Why Kenya can never go the Russia way

Stakeholders in the sports industry raise awareness on doping, in Iten, Elgeyo-Marakwet County, on November 9, 2018.

On January 14, The Times, a UK-based newspaper, ran an interesting opinion piece by Rick Broadbent titled “Is it time for disgraced Kenya to follow Russia in exile?”

It said how Kenyan athletes continue being cited for anti-doping rule violations (ADRVs), the most recent case being the provisional suspension of former world marathon record holder Wilson Kipsang.

Indeed, the growing numbers of Kenyan elite runners being flagged for anti-doping transgressions should sound a warning bell to sports administrators.

However, the country cannot get to the Russian level because of various glaring reasons.

A 2017 study by the World Anti-Doping Agency (Wada) concluded that “doping practices by Kenyan athletes are unsophisticated, uncoordinated and opportunistic”.

This means the country has never tinkered with putting in place an elaborate doping machinery.

Russia’s State-sponsored doping resulted in the stripping of 43 medals from the country’s athletes so far — the largest number ever for any nation.


Investigations by Wada and the International Olympic Committee (IOC) had revealed ‘systematic doping’ allegedly orchestrated by KGB officials posing as anti-doping personnel.

Last year, Wada banned Russia from all major sporting events for four years.

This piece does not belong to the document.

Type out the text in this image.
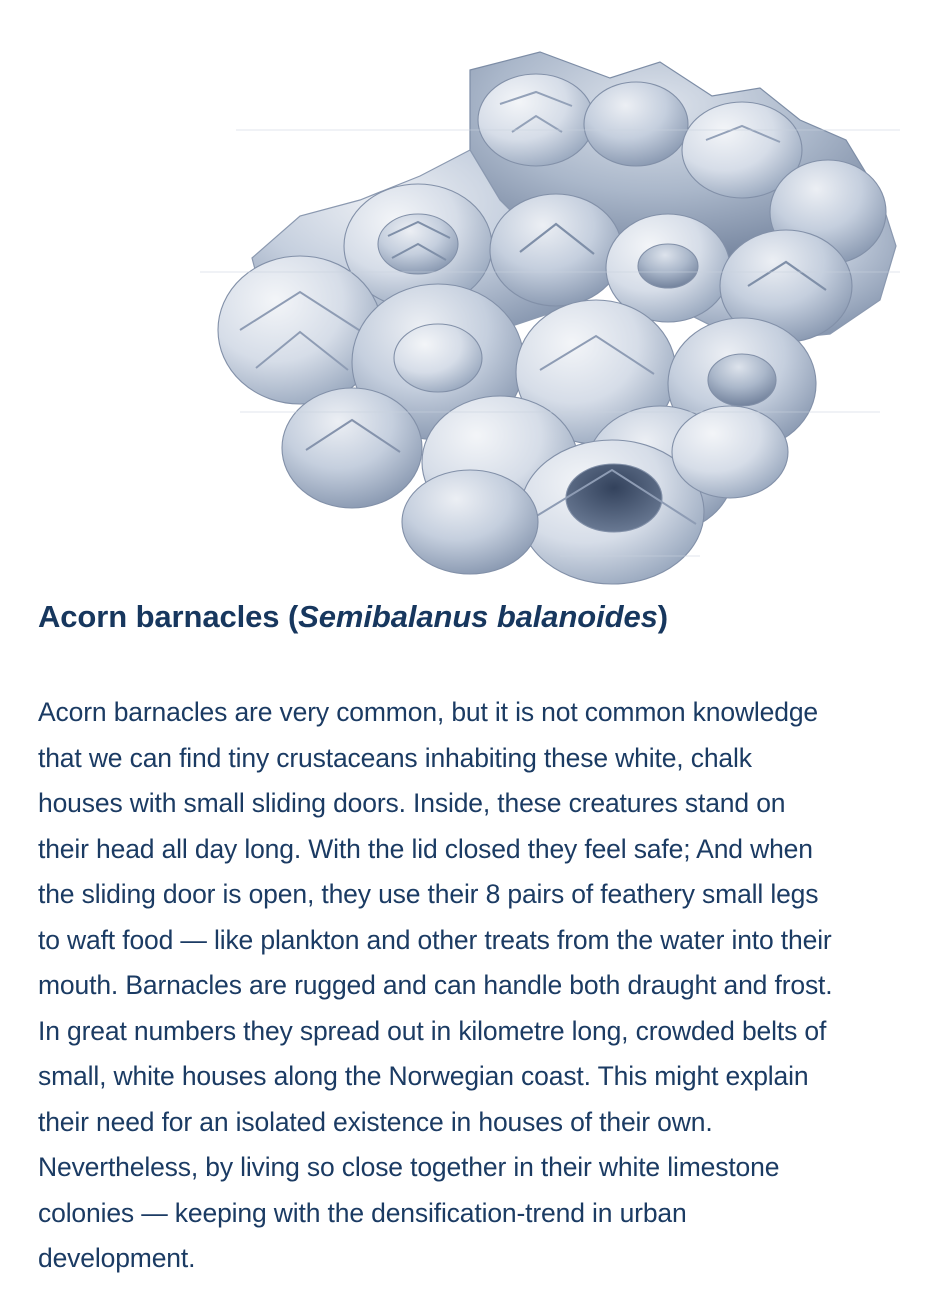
Acorn barnacles (Semibalanus balanoides)

Acorn barnacles are very common, but it is not common knowledge that we can find tiny crustaceans inhabiting these white, chalk houses with small sliding doors. Inside, these creatures stand on their head all day long. With the lid closed they feel safe; And when the sliding door is open, they use their 8 pairs of feathery small legs to waft food — like plankton and other treats from the water into their mouth. Barnacles are rugged and can handle both draught and frost. In great numbers they spread out in kilometre long, crowded belts of small, white houses along the Norwegian coast. This might explain their need for an isolated existence in houses of their own. Nevertheless, by living so close together in their white limestone colonies — keeping with the densification-trend in urban development.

For Kenya, anti-doping samples are shipped to Qatar and South Africa for analysis.

This means there are no mediating factors between the times the sample is provided to when it arrives at the laboratory to the time when the results are relayed to the Anti-Doping Agency of Kenya (Adak).

Similarly, Kenyan anti-doping officials are continually trained by some of the world’s leading anti-doping organisations such as the UK anti-Doping (Ukad) and Norwegian body-Anti-Doping Norway (Adno).

Together with other athletics powerhouses such as Ethiopia, Kenya is ranked by the World Athletics among the countries with the highest risk of doping.

But on the flip side, this could be attributed to the fact that Kenya boasts an unrivalled pool of talent in athletics.


Broadbent quotes Brendan Foster, a European champion and bronze medallist in the 1970s, who rightly notes that world record-shattering performances nowadays by hitherto unknown athletes raise more questions than answers.

However, Kenya featured nowhere in the top 10 in a 2016 Wada report ranking athlete nationalities with the highest number of ADRVs.

Ironically, the report placed athletics as the sport with the highest number of ADRVs by athletes.

Unbeknownst to the writer, Kenya has cooperated with the Athletics Integrity Unit (AIU), the global body charged with protecting integrity in athletics, to the extent that there have been two joint anti-doping education sessions between it and Adak for athletes and coaches in Nairobi and Eldoret.

Lastly, Kenya stared at being barred from participating in the 2016 Rio Olympics in Brazil, not because it was doing nothing about doping but it was at risk of missing strict deadlines in establishing a robust anti-doping programme.

MPs were recalled from recess to pass the Anti-Doping Act 2016, which established Adak.